By Cat, May, 2009 (Photo, right, from Wikimedia Commons)
Includes: 1. Plum & Berry Mini Rustic Tarts
See also: 1. Pie & Tart Crusts, Pastry; 2. Pies, Tarts, Turnovers
Tarts are the ancestor of American pies. French tarte are very sophisticated (see Tarte aux Poires for an example); Italian Crostata and French Galettes are rather rustic and homespun. (Crostata/Galette are basically the same, just a different name in different language). But from one extreme to the other, and also in-between, they are simply delicious.
Fancy French tarts are formed, typically, by pressing a crumb crust (like Pastry Brisée) or a short crust (like Pastry Sucrée) into a tart or quiche pan. Fillings may include fruits, nuts and even vegetables, and may also include custard or other creamy puddings.
Rustic tarts are formed by rolling out a rich pastry (like Pasta Frolla or Pastry Sucrée), although the American Standard Pie Crust can also be used; arranging the mixture of fruit, starch and sweetener on top, leaving about 2″ exposed pastry all around, then carefully folding that exposed pastry over the filling, and then baking. Small, single-serving tarts make wonderful treats for packing in a lunch bag; larger, multiple-serving tarts are a great presentation at a picnic or informal buffet party.
The rustic tarts do not require a pie pan for baking, though I find that forming and baking the tart in the pan with its slanted sides is easier than forming it on a flat baking sheet, and helps keep the tart’s juices from spreading out and burning.
After testing, I find that my favorite pastry for rustic tarts tea the rich short crusts (Pasta Frolla (Italian), Pastry Sucrée (French) and Galette Rustic Tart Pastry (French); all of these use egg instead of, or in addition to, water to hold the pastry together.

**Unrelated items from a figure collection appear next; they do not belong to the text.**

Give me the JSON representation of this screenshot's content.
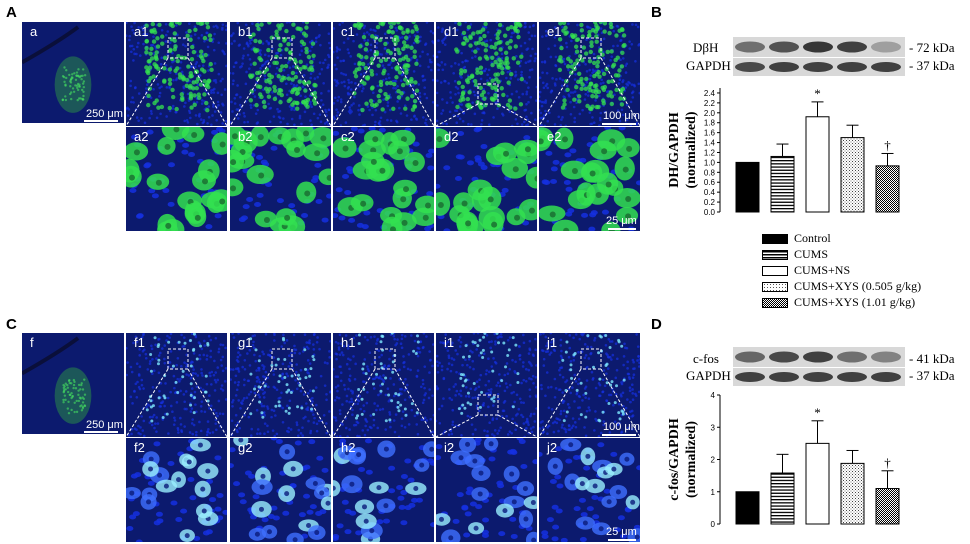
{
  "panel_letters": [
    "A",
    "B",
    "C",
    "D"
  ],
  "row_A": {
    "overview_label": "a",
    "overview_scale": "250 μm",
    "top_labels": [
      "a1",
      "b1",
      "c1",
      "d1",
      "e1"
    ],
    "bottom_labels": [
      "a2",
      "b2",
      "c2",
      "d2",
      "e2"
    ],
    "top_scale": "100 μm",
    "bottom_scale": "25 μm"
  },
  "row_C": {
    "overview_label": "f",
    "overview_scale": "250 μm",
    "top_labels": [
      "f1",
      "g1",
      "h1",
      "i1",
      "j1"
    ],
    "bottom_labels": [
      "f2",
      "g2",
      "h2",
      "i2",
      "j2"
    ],
    "top_scale": "100 μm",
    "bottom_scale": "25 μm"
  },
  "blot_B": {
    "rows": [
      {
        "label": "DβH",
        "kda": "- 72 kDa"
      },
      {
        "label": "GAPDH",
        "kda": "- 37 kDa"
      }
    ]
  },
  "blot_D": {
    "rows": [
      {
        "label": "c-fos",
        "kda": "- 41 kDa"
      },
      {
        "label": "GAPDH",
        "kda": "- 37 kDa"
      }
    ]
  },
  "legend": {
    "items": [
      {
        "label": "Control",
        "fill": "solid"
      },
      {
        "label": "CUMS",
        "fill": "hstripe"
      },
      {
        "label": "CUMS+NS",
        "fill": "open"
      },
      {
        "label": "CUMS+XYS (0.505 g/kg)",
        "fill": "dots"
      },
      {
        "label": "CUMS+XYS (1.01 g/kg)",
        "fill": "check"
      }
    ]
  },
  "chart_data": [
    {
      "type": "bar",
      "panel": "B",
      "ylabel": "DH/GAPDH (normalized)",
      "ylabel_lines": [
        "DH/GAPDH",
        "(normalized)"
      ],
      "ylim": [
        0,
        2.5
      ],
      "yticks": [
        "0.0",
        "0.2",
        "0.4",
        "0.6",
        "0.8",
        "1.0",
        "1.2",
        "1.4",
        "1.6",
        "1.8",
        "2.0",
        "2.2",
        "2.4"
      ],
      "categories": [
        "Control",
        "CUMS",
        "CUMS+NS",
        "CUMS+XYS (0.505 g/kg)",
        "CUMS+XYS (1.01 g/kg)"
      ],
      "values": [
        1.0,
        1.12,
        1.92,
        1.5,
        0.93
      ],
      "errors": [
        0,
        0.25,
        0.3,
        0.25,
        0.25
      ],
      "annotations": [
        "",
        "",
        "*",
        "",
        "†"
      ]
    },
    {
      "type": "bar",
      "panel": "D",
      "ylabel": "c-fos/GAPDH (normalized)",
      "ylabel_lines": [
        "c-fos/GAPDH",
        "(normalized)"
      ],
      "ylim": [
        0,
        4
      ],
      "yticks": [
        "0",
        "1",
        "2",
        "3",
        "4"
      ],
      "categories": [
        "Control",
        "CUMS",
        "CUMS+NS",
        "CUMS+XYS (0.505 g/kg)",
        "CUMS+XYS (1.01 g/kg)"
      ],
      "values": [
        1.0,
        1.58,
        2.5,
        1.88,
        1.1
      ],
      "errors": [
        0,
        0.58,
        0.7,
        0.4,
        0.55
      ],
      "annotations": [
        "",
        "",
        "*",
        "",
        "†"
      ]
    }
  ],
  "colors": {
    "tissue_bg": "#0c1a6e",
    "green_signal": "#33e050",
    "blue_nucleus": "#1530e0",
    "cyan_signal": "#7ee8ff"
  }
}
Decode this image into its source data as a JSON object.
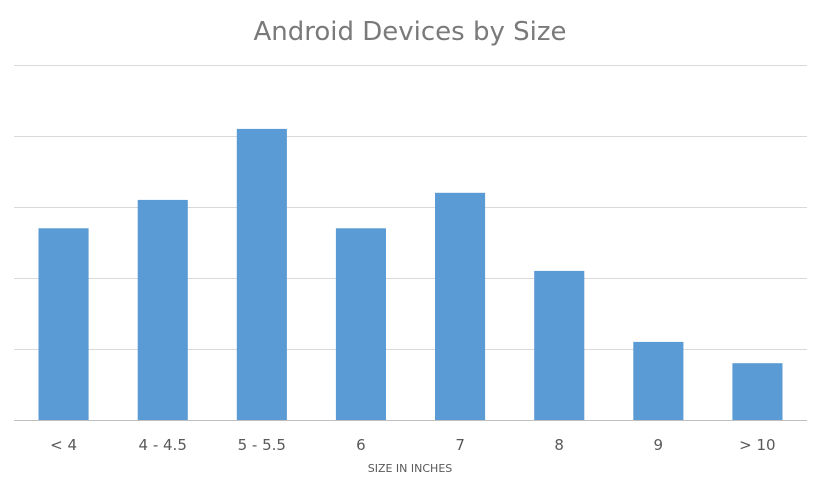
{
  "chart_data": {
    "type": "bar",
    "title": "Android Devices by Size",
    "xlabel": "SIZE IN INCHES",
    "ylabel": "",
    "categories": [
      "< 4",
      "4 - 4.5",
      "5 - 5.5",
      "6",
      "7",
      "8",
      "9",
      "> 10"
    ],
    "values": [
      2.7,
      3.1,
      4.1,
      2.7,
      3.2,
      2.1,
      1.1,
      0.8
    ],
    "ylim": [
      0,
      5
    ],
    "yticks": [
      0,
      1,
      2,
      3,
      4,
      5
    ],
    "y_tick_labels_shown": false,
    "grid": true,
    "legend": "none",
    "bar_color": "#5b9bd5"
  }
}
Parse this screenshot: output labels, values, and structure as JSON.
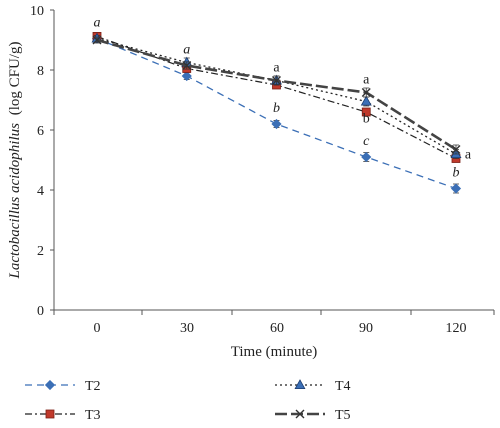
{
  "chart_data": {
    "type": "line",
    "xlabel": "Time (minute)",
    "ylabel_italic": "Lactobacillus acidophilus",
    "ylabel_unit": "(log CFU/g)",
    "x": [
      0,
      30,
      60,
      90,
      120
    ],
    "x_ticks": [
      "0",
      "30",
      "60",
      "90",
      "120"
    ],
    "ylim": [
      0,
      10
    ],
    "y_ticks": [
      "0",
      "2",
      "4",
      "6",
      "8",
      "10"
    ],
    "grid": false,
    "legend_position": "bottom",
    "series": [
      {
        "name": "T2",
        "values": [
          9.05,
          7.8,
          6.2,
          5.1,
          4.05
        ],
        "errors": [
          0.1,
          0.12,
          0.12,
          0.15,
          0.15
        ],
        "color": "#3b6fb6",
        "marker": "diamond",
        "dash": "7,5",
        "stroke_width": 1.3
      },
      {
        "name": "T3",
        "values": [
          9.12,
          8.05,
          7.5,
          6.6,
          5.05
        ],
        "errors": [
          0.1,
          0.12,
          0.12,
          0.12,
          0.12
        ],
        "color": "#222222",
        "marker": "square",
        "marker_fill": "#c0392b",
        "dash": "7,3,2,3",
        "stroke_width": 1.2
      },
      {
        "name": "T4",
        "values": [
          9.05,
          8.25,
          7.65,
          6.95,
          5.2
        ],
        "errors": [
          0.1,
          0.15,
          0.15,
          0.15,
          0.15
        ],
        "color": "#222222",
        "marker": "triangle",
        "marker_fill": "#3b6fb6",
        "dash": "2,3",
        "stroke_width": 1.3
      },
      {
        "name": "T5",
        "values": [
          9.0,
          8.15,
          7.65,
          7.25,
          5.35
        ],
        "errors": [
          0.1,
          0.12,
          0.15,
          0.15,
          0.15
        ],
        "color": "#444444",
        "marker": "x",
        "dash": "12,4",
        "stroke_width": 2.6
      }
    ],
    "annotations": [
      {
        "text": "a",
        "x": 0,
        "y": 9.45,
        "italic": true
      },
      {
        "text": "a",
        "x": 30,
        "y": 8.55,
        "italic": true
      },
      {
        "text": "a",
        "x": 60,
        "y": 7.95,
        "italic": false
      },
      {
        "text": "b",
        "x": 60,
        "y": 6.6,
        "italic": true
      },
      {
        "text": "a",
        "x": 90,
        "y": 7.55,
        "italic": false
      },
      {
        "text": "b",
        "x": 90,
        "y": 6.25,
        "italic": false
      },
      {
        "text": "c",
        "x": 90,
        "y": 5.5,
        "italic": true
      },
      {
        "text": "a",
        "x": 124,
        "y": 5.05,
        "italic": false
      },
      {
        "text": "b",
        "x": 120,
        "y": 4.45,
        "italic": true
      }
    ]
  }
}
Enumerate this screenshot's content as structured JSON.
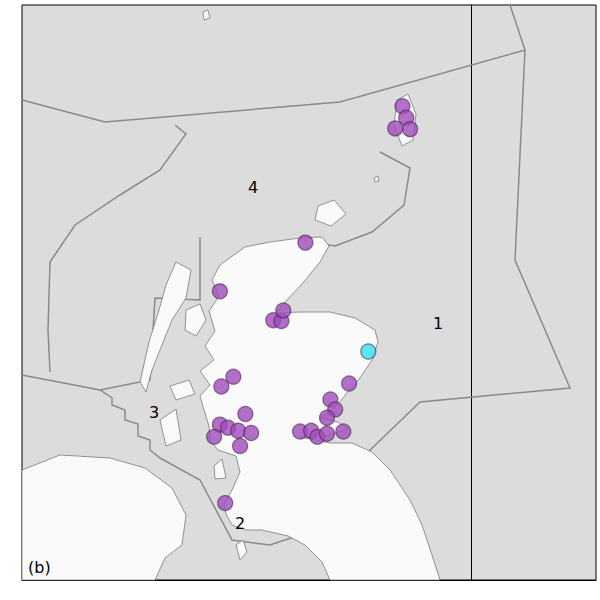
{
  "chart_data": {
    "type": "scatter",
    "x": [
      -1.43,
      -1.35,
      -1.58,
      -1.27,
      -3.45,
      -5.23,
      -4.12,
      -3.95,
      -3.91,
      -2.14,
      -2.54,
      -4.95,
      -5.2,
      -2.93,
      -2.83,
      -3.0,
      -3.56,
      -3.33,
      -3.2,
      -3.0,
      -2.66,
      -4.7,
      -5.23,
      -5.06,
      -4.85,
      -4.58,
      -5.35,
      -4.81,
      -5.12
    ],
    "y": [
      60.37,
      60.22,
      60.08,
      60.07,
      58.58,
      57.94,
      57.56,
      57.55,
      57.69,
      57.15,
      56.73,
      56.82,
      56.69,
      56.52,
      56.39,
      56.28,
      56.1,
      56.11,
      56.03,
      56.07,
      56.1,
      56.33,
      56.19,
      56.15,
      56.11,
      56.08,
      56.03,
      55.91,
      55.16
    ],
    "colors": [
      "#a04cbc",
      "#a04cbc",
      "#a04cbc",
      "#a04cbc",
      "#a04cbc",
      "#a04cbc",
      "#a04cbc",
      "#a04cbc",
      "#a04cbc",
      "#33e0ee",
      "#a04cbc",
      "#a04cbc",
      "#a04cbc",
      "#a04cbc",
      "#a04cbc",
      "#a04cbc",
      "#a04cbc",
      "#a04cbc",
      "#a04cbc",
      "#a04cbc",
      "#a04cbc",
      "#a04cbc",
      "#a04cbc",
      "#a04cbc",
      "#a04cbc",
      "#a04cbc",
      "#a04cbc",
      "#a04cbc",
      "#a04cbc"
    ],
    "xlim": [
      -9.35,
      2.6
    ],
    "ylim": [
      54.15,
      61.7
    ],
    "tick_labels": false,
    "grid": false,
    "marker": "circle",
    "annotations": [
      "1",
      "2",
      "3",
      "4",
      "(b)"
    ]
  }
}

The Crostata Rustic Tart Pastry (Italian) is basically a standard American Pie Crust with sugar added, and just doesn’t work as well as the more authentic European pastries.
Plum-Berry Mini Tarts
This wonderful recipe is adapted from Better Homes and Gardens magazine, August 2009 issue (1). These tarts are more like Rustic tarts than fancy French Tarts, especially in their construction.
I’ve chosen not to use the original recipe’s pie crust because it uses a canola oil (in combination with butter) to reduce saturated fat content. I strongly object to such shenanigans for several reasons. First, this fear of natural saturated fats such as butter is unfounded; second, most canola oil comes from GMO canola; and third, canola is a type of rape plant, which is toxic. True, canola has been bred to reduce the amount of the toxin, but I still believe we were not intended to eat this plant. (See below my adapted recipe for the original crust recipe)
If you want to use an American-style crust instead of a rich short pastry, I recommend my American Standard Pie Crust or Yogurt Pie Crust II for a 2-crust 9″ pie (for the right quantity of dough), adding 1 Tbsp sugar with the flour. I’m also experimenting with crusts made from soaked flour, such as the Yogurt dough made from Wheat or Spelt.
Makes 6 tarts.
Ingredients & Equipment:
- Pie Crust for two-crust pie (9″), or 1 ½ recipes of Rich Short Crust Pastry (Sucrèe or Frolla)
- ¼ cup apricot, cherry, or raspberry spreadable fruit or preserves
- 3 fresh plums
- 1 cup fresh blackberries and/or raspberries
- 1 Tbsp raw milk
- 1 oz semisoft goat cheese (such as chevre), crumbled
- 2 Tbsp raw honey
- medium bowl
- 1 or 2 baking sheets
- Preheat oven to 400°F. Line baking sheet(s) with parchment paper; set aside.
- Prepare pastry; divide into 6 equal portions, shaping each into a ball. Roll each (with flour-dusted rolling pin) to a 6″ circle on lightly floured board. Place on prepared baking sheet, leaving 1 inch between rounds (OK if some laps over edge of baking sheet).
- Wash, halve, & pit plums. Cut into thin wedges. Gently wash and drain berries.
- Spoon spreadable fruit on pastry rounds to make a 2-inch circle in center. Top with plums and berries, leaving 2-inches of pastry edge. Fold and pleat pastry over filling. Brush crust with milk.
- Bake 30 – 35 minutes or until filling is bubbly and fruit is tender, covering with foil the last 10 minutes of baking. Cool slightly on baking sheet or rack. Sprinkle cheese & drizzle honey. Serve warm.
Original crust recipe (not recommended)
⅓ cup canola oil and ¼ cup melted butter, mixed, then frozen. 2 cups whole wheat flour, 1 Tbsp powdered sugar, ½ tsp salt whisked together; cut in frozen oil/butter, then 5 – 6 Tbsp ice cold water. Form into a ball; let rest before rolling; or wrap ball in waxed paper and refrigerate up to 24 hours, then warm on counter until workable, before rolling.